A small number of regional markets are leading the way for energy storage deployment in the US, but this is likely to change in the near future, an analyst from GTM Research has said.
Currently, California, Hawaii and the large service area of regional transmission organisation, PJM, are dominating headlines, with the latter hosting a frequency regulation market for grid-balancing which has seen numerous large-scale storage projects deployed. Ravi Manghani, energy storage analyst at GTM, told PV Tech Storage that he also sees near-term potential for Texas and New York to join the three leaders.
“For now, as the map shows, most activities are in California, PJM and Hawaii,” Maghani said.
“This is likely to change. For instance the push by Texas utility, Oncor, earlier this year to influence Texas legislation, or New York REV looking at participation of distributed energy resources, including storage for efficient distribution grid operations. It will take a few years of policy and regulatory modifications.”
Manghani and his team published the latest volume of its ‘US Energy Storage Monitor’ last week, looking at deployments and drivers in the first quarter of the year, across residential as well as non-residential segments. In addition to finding that around 5.8MW of storage was installed in Q1 2015, meaning there was a 16% increase in the amount of storage installed over the same quarter in 2014, and that system prices continue to decline as expected, GTM predicts that there will be “significant growth” across all sectors this year in the US.
In total, this year could see 220MW deployed, the report predicts, pointing out that activity in the first quarter of the year is seasonally expected to be somewhat constrained. Each segment will more than double on an annual basis and by 2019 the annual US market will total 848MW, GTM believes.
In addition to continued activity in early adopter or mandate-driven regions such as California, and high-level moves to enable markets for storage in Texas and New York, GTM’s report also highlights policy shifts or trial programmes in other states to accommodate storage.
For example, in front of the meter, the state of Oregon will introduce a mandate for electric utilities to procure storage, 5MW by 2020, which is dwarfed by California’s 1.35GW target, but nonetheless represents a major change in policy. As well as at state level, GTM highlights utility companies and transmission operators that are running pilot programmes and otherwise deploying storage at significant scales. At a national level, the Federal Energy Regulation Commission (FERC) has been looking into changing the rules for grid-balancing frequency response services to allow storage to provide them, the report points out.

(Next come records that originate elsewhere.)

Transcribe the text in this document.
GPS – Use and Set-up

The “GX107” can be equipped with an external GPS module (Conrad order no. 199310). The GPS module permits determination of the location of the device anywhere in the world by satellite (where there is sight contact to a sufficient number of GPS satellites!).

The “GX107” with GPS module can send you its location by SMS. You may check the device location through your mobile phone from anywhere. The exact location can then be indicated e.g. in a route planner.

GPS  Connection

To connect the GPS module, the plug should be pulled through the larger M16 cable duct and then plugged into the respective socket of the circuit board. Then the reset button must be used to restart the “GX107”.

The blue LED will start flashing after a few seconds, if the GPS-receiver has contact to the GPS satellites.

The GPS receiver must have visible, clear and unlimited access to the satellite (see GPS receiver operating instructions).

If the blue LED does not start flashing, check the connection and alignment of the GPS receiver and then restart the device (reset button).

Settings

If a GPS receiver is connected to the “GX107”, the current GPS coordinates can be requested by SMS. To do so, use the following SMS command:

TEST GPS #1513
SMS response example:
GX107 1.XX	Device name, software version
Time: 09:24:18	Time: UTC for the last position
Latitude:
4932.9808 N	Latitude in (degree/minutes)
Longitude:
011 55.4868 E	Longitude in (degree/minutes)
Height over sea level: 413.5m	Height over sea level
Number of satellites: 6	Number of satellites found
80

Behind the meter, in other words for customer-sited storage, regions where similar shifts are taking place include Illinois, where a US$300 million microgrid programme is expected to be enabled by legislation and New Jersey, where the state Board of Public Utilities (BPU) will support 8.75MW of storage across 13 projects pairing renewables and storage, with an award of US$2.9 million.
GTM also pinpoints possible growth in Arizona, where Arizona Public Service (APS) will deploy up to 2MW of distributed solar-plus-storage, as well as providing US$1 million in rebates for a solar-plus-storage pilot programme. Interestingly, at residential level, Arizona could also be one of the next states to consider “non-volumetric” charging, which could include time of use charges – something that Manghani said is likely to spread across the US. At present, there is a good economic case for storage at commercial scale in many parts of the US which already apply time-of-use and demand charges for peak use.
According to Manghani, “time-of-use tariffs in multiple markets, and solar markets moving away from retail net energy metering policies” will make a big difference in the viability of energy storage, especially paired with solar in the home.
“These rate structure reforms meaningfully change behind-the-meter energy storage economics,” Manghani said.
Manghani also alluded to the fact that the combined energy storage capabilities of residential systems could also be used to help balance the grid, something that has increasingly been looked at by big solar players like SolarCity in the US, and by utilities such as the 100% renewable-powered Lichtblick in Germany. According to Manghani, this is something of a “wildcard” in terms of what the effect could be on the market, if successful.
“Behind-the-meter storage can provide multiple use cases at load centres, which will enable utilities and grid operators to benefit, in addition to end-customer benefits,” Manghani said.
However, as with utility-scale storage policy and regulation, it will take some time for this to take off, he said.
“We are still years away from rules and market conditions for monetisation and distribution of these use cases to all involved stakeholders.”
Finally, in addition to examining battery pricing in detail across the industry, through which GTM found utility-scale systems to be at median price of US$900 per kWh, non-residential (commercial) storage at a median of US$1,100 per kWh and median prices for residential at US$1,500 per kWh, no report on the first quarter of this year would be complete without a look at Tesla. GTM says that “the key bottleneck” in Tesla’s ability to meet orders will be construction of the firm’s Gigafactory in Nevada.
“Tesla expects to meet this demand by the middle of 2016. It is plausible that the US$250 per kWh (for utility-scale storage) is the target price point at full capacity utilisation of production lines in [the] Gigafactory,” the report said, although GTM also highlighted that pressure on the rest of the industry to meet Tesla’s competitive pricing will be felt, but not “right away”.